Le Cégep de Sherbrooke accueille depuis quelques jours une réfugiée africaine qu’un groupe d’étudiants et d’enseignants parrainent.

Une étudiante réfugiée parrainée au Cégep de Sherbrooke

Le Cégep de Sherbrooke accueille depuis quelques jours une réfugiée africaine qu’un groupe d’étudiants et d’enseignants parrainent.

Il y a des mois qu’un comité formé d’étudiants et d’enseignants travaille pour accueillir une personne réfugiée. La jeune femme africaine, qui parle le français, est arrivée en début de semaine. 
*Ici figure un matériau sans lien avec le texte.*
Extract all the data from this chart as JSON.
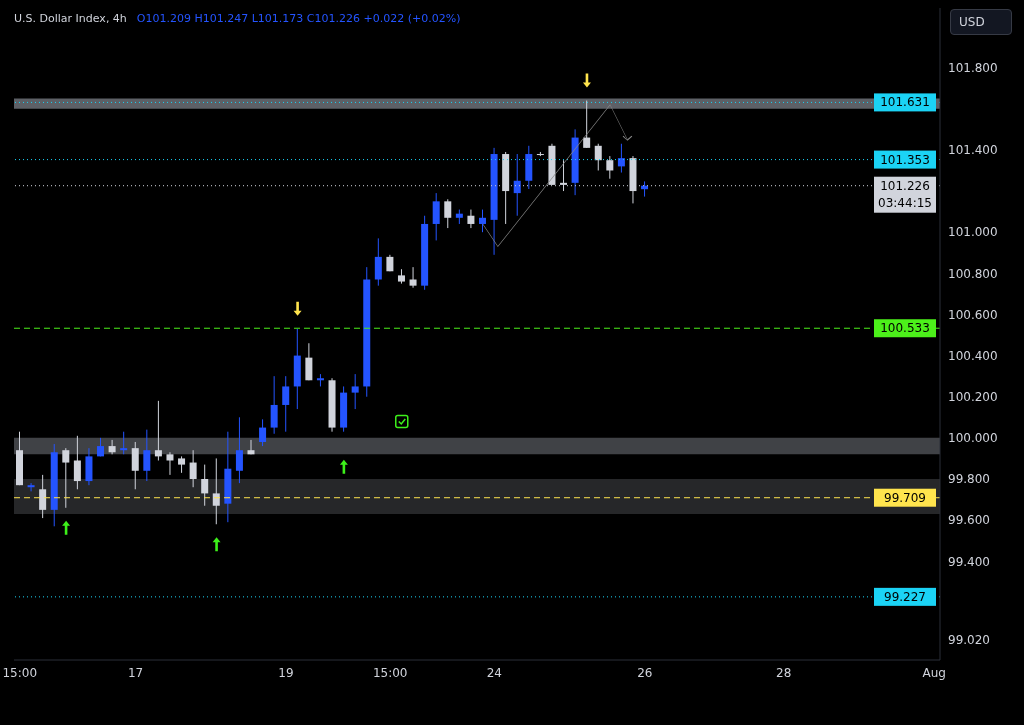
{
  "chart_data": {
    "type": "candlestick",
    "title": "U.S. Dollar Index, 4h",
    "subtitle": "O101.209 H101.247 L101.173 C101.226 +0.022 (+0.02%)",
    "categories": [
      "15:00",
      null,
      null,
      null,
      null,
      null,
      null,
      null,
      null,
      null,
      "17",
      null,
      null,
      null,
      null,
      null,
      null,
      null,
      null,
      null,
      null,
      null,
      null,
      "19",
      null,
      null,
      null,
      null,
      null,
      null,
      null,
      null,
      "15:00",
      null,
      null,
      null,
      null,
      null,
      null,
      null,
      null,
      "24",
      null,
      null,
      null,
      null,
      null,
      null,
      null,
      null,
      null,
      null,
      null,
      null,
      "26",
      null,
      null,
      null,
      null,
      null,
      null,
      null,
      null,
      null,
      null,
      null,
      "28",
      null,
      null,
      null,
      null,
      null,
      null,
      null,
      null,
      null,
      null,
      null,
      null,
      "Aug"
    ],
    "ohlc": [
      [
        99.94,
        100.03,
        99.77,
        99.77
      ],
      [
        99.76,
        99.78,
        99.74,
        99.77
      ],
      [
        99.75,
        99.82,
        99.61,
        99.65
      ],
      [
        99.65,
        99.97,
        99.57,
        99.93
      ],
      [
        99.94,
        99.95,
        99.66,
        99.88
      ],
      [
        99.89,
        100.01,
        99.75,
        99.79
      ],
      [
        99.79,
        99.95,
        99.77,
        99.91
      ],
      [
        99.91,
        100.0,
        99.91,
        99.96
      ],
      [
        99.96,
        99.99,
        99.92,
        99.93
      ],
      [
        99.94,
        100.03,
        99.92,
        99.95
      ],
      [
        99.95,
        99.98,
        99.75,
        99.84
      ],
      [
        99.84,
        100.04,
        99.79,
        99.94
      ],
      [
        99.94,
        100.18,
        99.89,
        99.91
      ],
      [
        99.92,
        99.93,
        99.82,
        99.89
      ],
      [
        99.9,
        99.91,
        99.83,
        99.87
      ],
      [
        99.88,
        99.94,
        99.76,
        99.8
      ],
      [
        99.8,
        99.87,
        99.67,
        99.73
      ],
      [
        99.73,
        99.9,
        99.58,
        99.67
      ],
      [
        99.68,
        100.03,
        99.59,
        99.85
      ],
      [
        99.84,
        100.1,
        99.78,
        99.94
      ],
      [
        99.94,
        99.99,
        99.92,
        99.92
      ],
      [
        99.98,
        100.09,
        99.96,
        100.05
      ],
      [
        100.05,
        100.3,
        100.02,
        100.16
      ],
      [
        100.16,
        100.3,
        100.03,
        100.25
      ],
      [
        100.25,
        100.53,
        100.14,
        100.4
      ],
      [
        100.39,
        100.46,
        100.28,
        100.28
      ],
      [
        100.28,
        100.31,
        100.25,
        100.29
      ],
      [
        100.28,
        100.29,
        100.03,
        100.05
      ],
      [
        100.05,
        100.25,
        100.03,
        100.22
      ],
      [
        100.22,
        100.31,
        100.14,
        100.25
      ],
      [
        100.25,
        100.83,
        100.2,
        100.77
      ],
      [
        100.77,
        100.97,
        100.74,
        100.88
      ],
      [
        100.88,
        100.89,
        100.81,
        100.81
      ],
      [
        100.79,
        100.82,
        100.75,
        100.76
      ],
      [
        100.77,
        100.83,
        100.73,
        100.74
      ],
      [
        100.74,
        101.08,
        100.72,
        101.04
      ],
      [
        101.04,
        101.19,
        100.96,
        101.15
      ],
      [
        101.15,
        101.16,
        101.02,
        101.07
      ],
      [
        101.07,
        101.11,
        101.04,
        101.09
      ],
      [
        101.08,
        101.11,
        101.02,
        101.04
      ],
      [
        101.04,
        101.11,
        101.0,
        101.07
      ],
      [
        101.06,
        101.41,
        100.89,
        101.38
      ],
      [
        101.38,
        101.39,
        101.04,
        101.2
      ],
      [
        101.19,
        101.38,
        101.08,
        101.25
      ],
      [
        101.25,
        101.42,
        101.21,
        101.38
      ],
      [
        101.38,
        101.39,
        101.37,
        101.38
      ],
      [
        101.42,
        101.43,
        101.23,
        101.23
      ],
      [
        101.24,
        101.35,
        101.2,
        101.23
      ],
      [
        101.24,
        101.5,
        101.18,
        101.46
      ],
      [
        101.46,
        101.64,
        101.41,
        101.41
      ],
      [
        101.42,
        101.43,
        101.3,
        101.35
      ],
      [
        101.35,
        101.37,
        101.26,
        101.3
      ],
      [
        101.32,
        101.43,
        101.29,
        101.36
      ],
      [
        101.36,
        101.37,
        101.14,
        101.2
      ],
      [
        101.209,
        101.247,
        101.173,
        101.226
      ],
      null,
      null,
      null,
      null,
      null,
      null,
      null,
      null,
      null,
      null,
      null,
      null,
      null,
      null,
      null,
      null,
      null,
      null,
      null,
      null,
      null,
      null,
      null,
      null,
      null
    ],
    "colors": [
      "#d1d4dc",
      "#2454ff",
      "#d1d4dc",
      "#2454ff",
      "#d1d4dc",
      "#d1d4dc",
      "#2454ff",
      "#2454ff",
      "#d1d4dc",
      "#2454ff",
      "#d1d4dc",
      "#2454ff",
      "#d1d4dc",
      "#d1d4dc",
      "#d1d4dc",
      "#d1d4dc",
      "#d1d4dc",
      "#d1d4dc",
      "#2454ff",
      "#2454ff",
      "#d1d4dc",
      "#2454ff",
      "#2454ff",
      "#2454ff",
      "#2454ff",
      "#d1d4dc",
      "#2454ff",
      "#d1d4dc",
      "#2454ff",
      "#2454ff",
      "#2454ff",
      "#2454ff",
      "#d1d4dc",
      "#d1d4dc",
      "#d1d4dc",
      "#2454ff",
      "#2454ff",
      "#d1d4dc",
      "#2454ff",
      "#d1d4dc",
      "#2454ff",
      "#2454ff",
      "#d1d4dc",
      "#2454ff",
      "#2454ff",
      "#d1d4dc",
      "#d1d4dc",
      "#d1d4dc",
      "#2454ff",
      "#d1d4dc",
      "#d1d4dc",
      "#d1d4dc",
      "#2454ff",
      "#d1d4dc",
      "#2454ff",
      null,
      null,
      null,
      null,
      null,
      null,
      null,
      null,
      null,
      null,
      null,
      null,
      null,
      null,
      null,
      null,
      null,
      null,
      null,
      null,
      null,
      null,
      null,
      null,
      null
    ],
    "ylim": [
      98.92,
      102.09
    ],
    "yticks": [
      {
        "value": 99.02,
        "label": "99.020"
      },
      {
        "value": 99.4,
        "label": "99.400"
      },
      {
        "value": 99.6,
        "label": "99.600"
      },
      {
        "value": 99.8,
        "label": "99.800"
      },
      {
        "value": 100.0,
        "label": "100.000"
      },
      {
        "value": 100.2,
        "label": "100.200"
      },
      {
        "value": 100.4,
        "label": "100.400"
      },
      {
        "value": 100.6,
        "label": "100.600"
      },
      {
        "value": 100.8,
        "label": "100.800"
      },
      {
        "value": 101.0,
        "label": "101.000"
      },
      {
        "value": 101.4,
        "label": "101.400"
      },
      {
        "value": 101.8,
        "label": "101.800"
      }
    ],
    "grid": false,
    "legend": false,
    "ref_lines": [
      {
        "axis": "y",
        "value": 101.631,
        "label": "101.631",
        "color": "#1bd3f5",
        "line_style": "dotted"
      },
      {
        "axis": "y",
        "value": 101.353,
        "label": "101.353",
        "color": "#1bd3f5",
        "line_style": "dotted"
      },
      {
        "axis": "y",
        "value": 101.226,
        "label": "101.226\n03:44:15",
        "color": "#d1d4dc",
        "line_style": "dotted"
      },
      {
        "axis": "y",
        "value": 100.533,
        "label": "100.533",
        "color": "#4cf01a",
        "line_style": "dashed"
      },
      {
        "axis": "y",
        "value": 99.709,
        "label": "99.709",
        "color": "#ffe44d",
        "line_style": "dashed"
      },
      {
        "axis": "y",
        "value": 99.227,
        "label": "99.227",
        "color": "#1bd3f5",
        "line_style": "dotted"
      }
    ],
    "bands": [
      {
        "axis": "y",
        "from": 101.6,
        "to": 101.65,
        "color": "#5d6066"
      },
      {
        "axis": "y",
        "from": 99.92,
        "to": 100.0,
        "color": "#404246"
      },
      {
        "axis": "y",
        "from": 99.63,
        "to": 99.8,
        "color": "#262729"
      }
    ],
    "annotations": [
      "USD"
    ]
  }
}
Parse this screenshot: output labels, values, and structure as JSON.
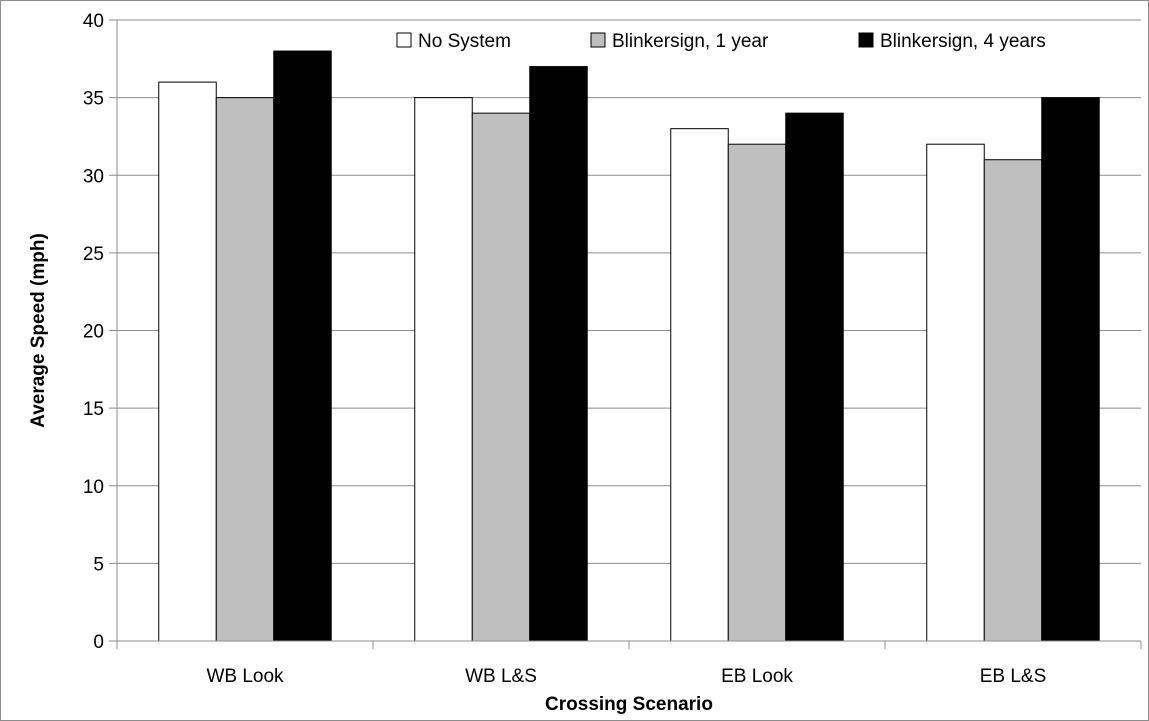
{
  "chart_data": {
    "type": "bar",
    "title": "",
    "xlabel": "Crossing Scenario",
    "ylabel": "Average Speed (mph)",
    "categories": [
      "WB Look",
      "WB L&S",
      "EB Look",
      "EB L&S"
    ],
    "series": [
      {
        "name": "No System",
        "values": [
          36,
          35,
          33,
          32
        ],
        "color": "#ffffff"
      },
      {
        "name": "Blinkersign, 1 year",
        "values": [
          35,
          34,
          32,
          31
        ],
        "color": "#bfbfbf"
      },
      {
        "name": "Blinkersign, 4 years",
        "values": [
          38,
          37,
          34,
          35
        ],
        "color": "#000000"
      }
    ],
    "ylim": [
      0,
      40
    ],
    "yticks": [
      0,
      5,
      10,
      15,
      20,
      25,
      30,
      35,
      40
    ],
    "grid": true,
    "legend_position": "top-right"
  }
}
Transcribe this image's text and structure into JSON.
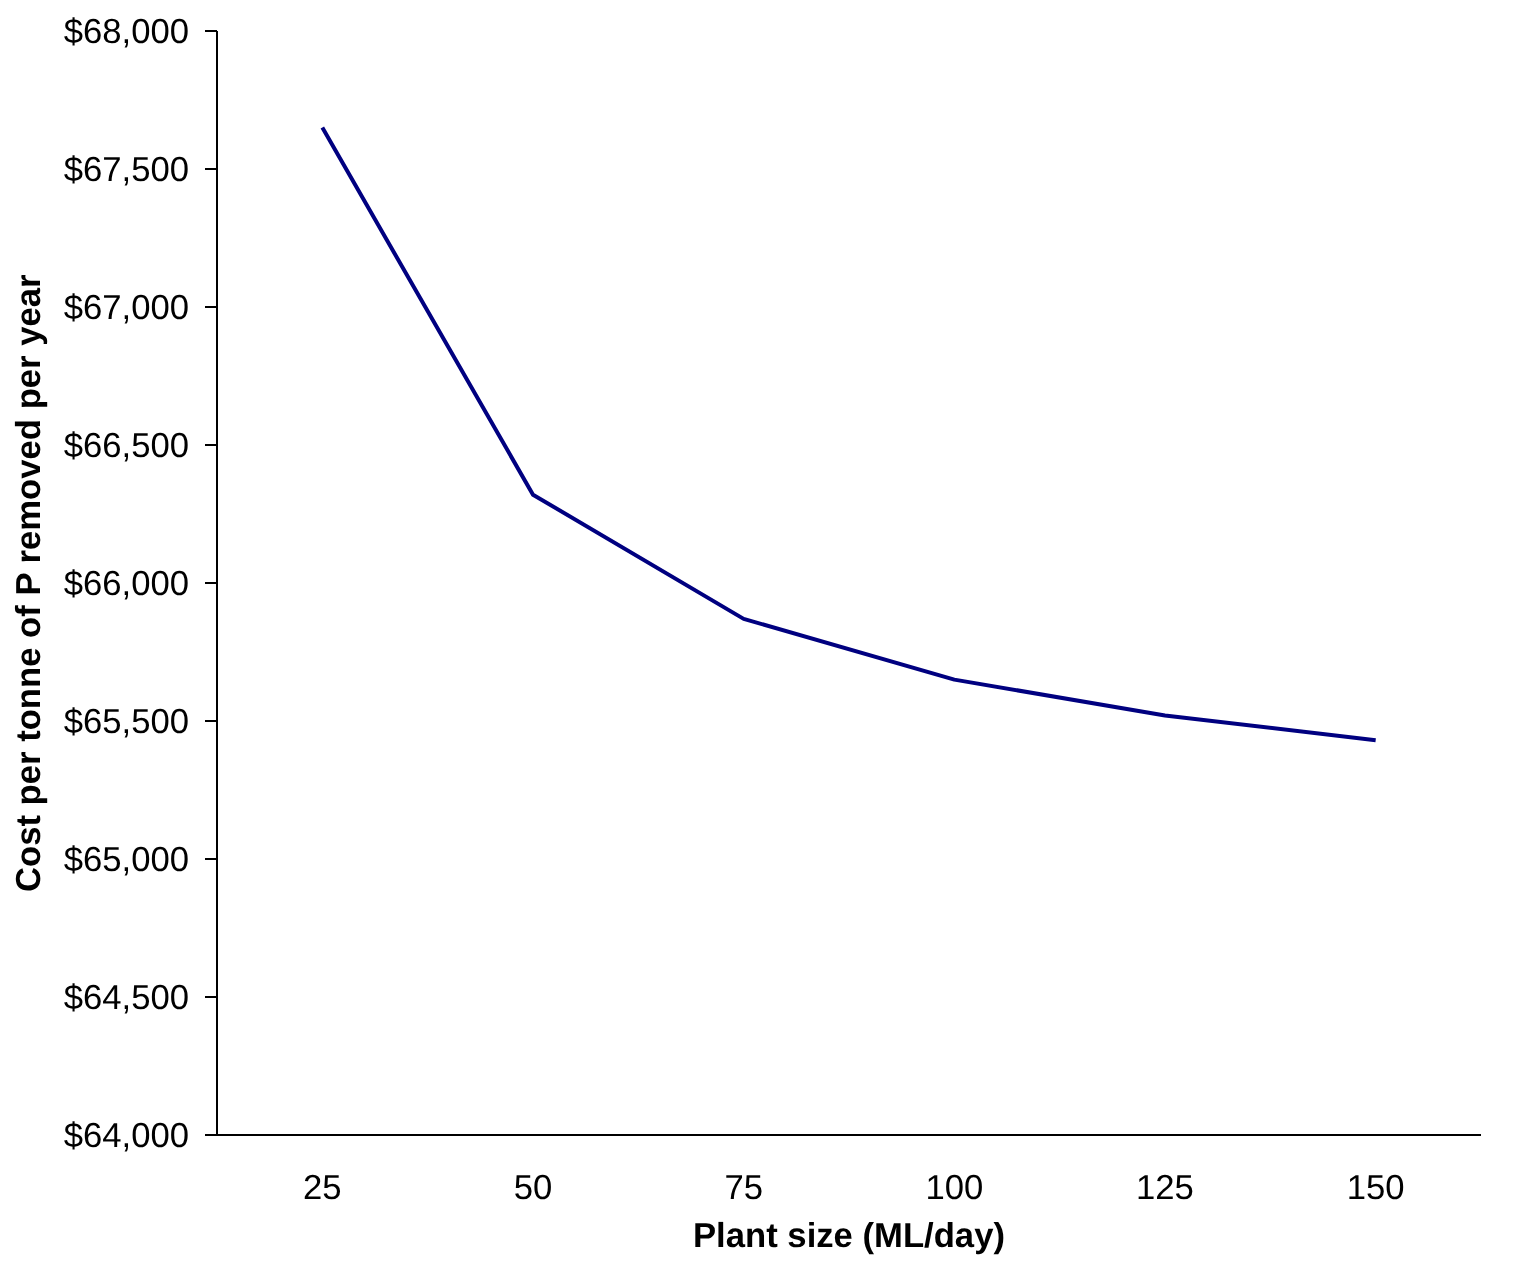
{
  "chart_data": {
    "type": "line",
    "xlabel": "Plant size (ML/day)",
    "ylabel": "Cost per tonne of P removed per year",
    "categories": [
      "25",
      "50",
      "75",
      "100",
      "125",
      "150"
    ],
    "series": [
      {
        "color": "#000080",
        "values": [
          67650,
          66320,
          65870,
          65650,
          65520,
          65430
        ]
      }
    ],
    "ylim": [
      64000,
      68000
    ],
    "yticks": [
      {
        "value": 64000,
        "label": "$64,000"
      },
      {
        "value": 64500,
        "label": "$64,500"
      },
      {
        "value": 65000,
        "label": "$65,000"
      },
      {
        "value": 65500,
        "label": "$65,500"
      },
      {
        "value": 66000,
        "label": "$66,000"
      },
      {
        "value": 66500,
        "label": "$66,500"
      },
      {
        "value": 67000,
        "label": "$67,000"
      },
      {
        "value": 67500,
        "label": "$67,500"
      },
      {
        "value": 68000,
        "label": "$68,000"
      }
    ],
    "grid": false,
    "marker": "none",
    "line_style": "solid"
  }
}
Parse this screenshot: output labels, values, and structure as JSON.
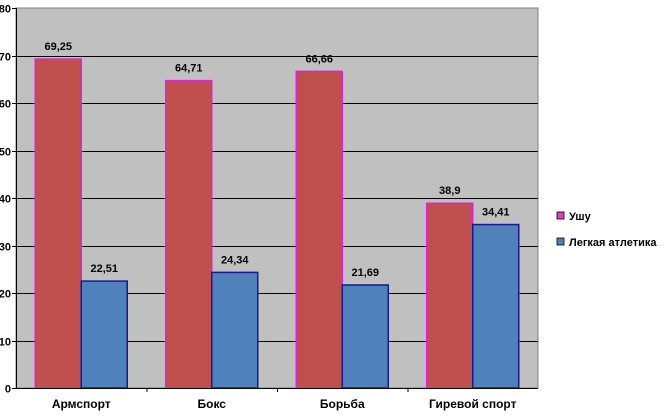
{
  "chart_data": {
    "type": "bar",
    "categories": [
      "Армспорт",
      "Бокс",
      "Борьба",
      "Гиревой спорт"
    ],
    "series": [
      {
        "name": "Ушу",
        "values": [
          69.25,
          64.71,
          66.66,
          38.9
        ],
        "labels": [
          "69,25",
          "64,71",
          "66,66",
          "38,9"
        ]
      },
      {
        "name": "Легкая атлетика",
        "values": [
          22.51,
          24.34,
          21.69,
          34.41
        ],
        "labels": [
          "22,51",
          "24,34",
          "21,69",
          "34,41"
        ]
      }
    ],
    "title": "",
    "xlabel": "",
    "ylabel": "",
    "ylim": [
      0,
      80
    ],
    "yticks": [
      0,
      10,
      20,
      30,
      40,
      50,
      60,
      70,
      80
    ],
    "grid": true,
    "legend_position": "right",
    "colors": {
      "series_fill": [
        "#c0504d",
        "#4f81bd"
      ],
      "series_stroke": [
        "#e020e0",
        "#1a1a8c"
      ],
      "legend_swatch": [
        "#e040c0",
        "#4f81bd"
      ],
      "plot_background": "#c0c0c0",
      "gridline": "#000000"
    }
  }
}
Negar Lahouti, d’origine iranienne, est l’une des étudiantes qui font partie du comité qui s’occupe du parrainage. L’étudiante de sciences humaines s’est impliquée pour préparer son arrivée. 

« Moi-même, personnellement, je suis réfugiée. Je suis arrivée au Québec il y a cinq ans. Quand je suis arrivée, des gens nous ont beaucoup aidés. Je voulais redonner moi-même à mon tour », dit celle qui a transité par la Turquie deux ans après avoir quitté l’Iran, pour ensuite s’installer à Sherbrooke avec ses parents. Tout y était complètement différent : la langue et la culture, la température... « Me faire des amis, m’adapter, c’était vraiment difficile », témoigne Negar, âgée de 19 ans. 

L’étudiante africaine peut compter sur beaucoup de soutien. Depuis son arrivée, des membres du groupe se relaient pour passer du temps avec elle et mener toutes les démarches nécessaires à son installation.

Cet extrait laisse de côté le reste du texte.